Based on the training set data, we found it advantageous to transform age using function F before building the prediction model. Using the inverse of function F, we transformed the linear part of the regression model into the DNA methylation age. Function F was as follows (toddler.age was set to 48 months):
F(age)=log(age+1)−log(toddler.age+1)ifage≤toddler.age
F(age)=(age−toddler.age)/(toddler.age+1)ifage>toddler.age
The child-specific biological age prediction1 model was established through sure independence screening combined with multivariate linear modeling based on the elastic net algorithm. First, we used sure independence screening (implemented in the R package ‘SIS’) [20] to reduce the dimensionality of the ~21,000 β values in the datasets.

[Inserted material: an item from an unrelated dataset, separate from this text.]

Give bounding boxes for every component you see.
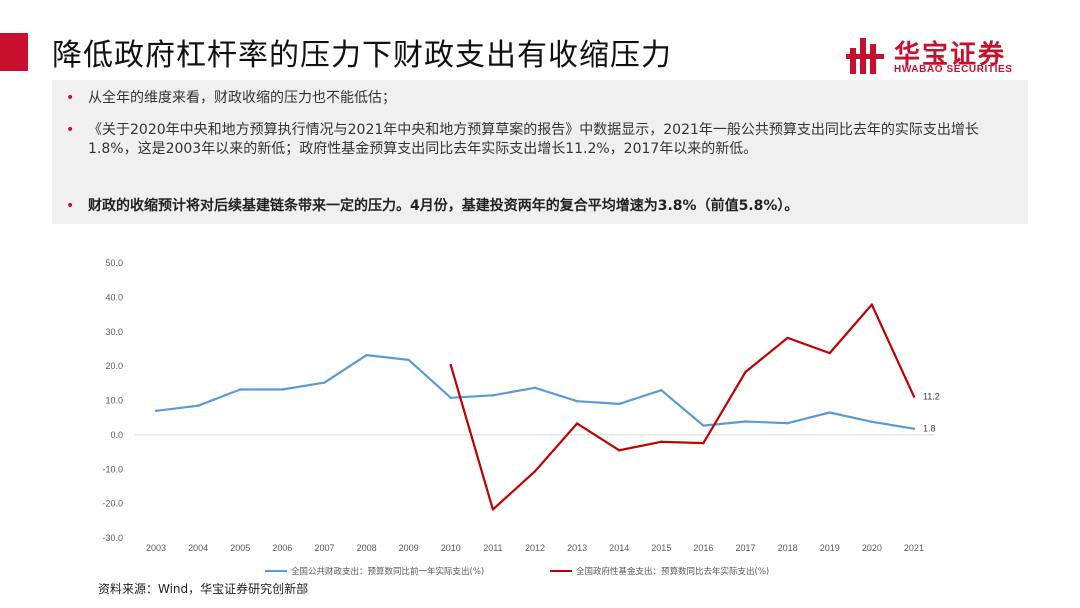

This step was taken because variable selection methods (e.g., lasso, LARS, SCAD) do not perform well when the dimension of the predictor variable p is much larger than the sample size n. Then, an elastic net regression model (implemented in the glmnet R function) [21] was used to regress a transformed model of age based on 111 β values in the training data. The elastic net approach is a combination of traditional lasso and ridge regression methods, emphasizing model sparsity while appropriately balancing the contributions of correlated variables. The glmnet function requires the user to specify two parameters (alpha and lambda). Since we used an elastic net predictor, alpha was set to 0.48, and lambda was set to 0.000954 based on 10-fold cross-validation of the training data (via the R function cv.glmnet).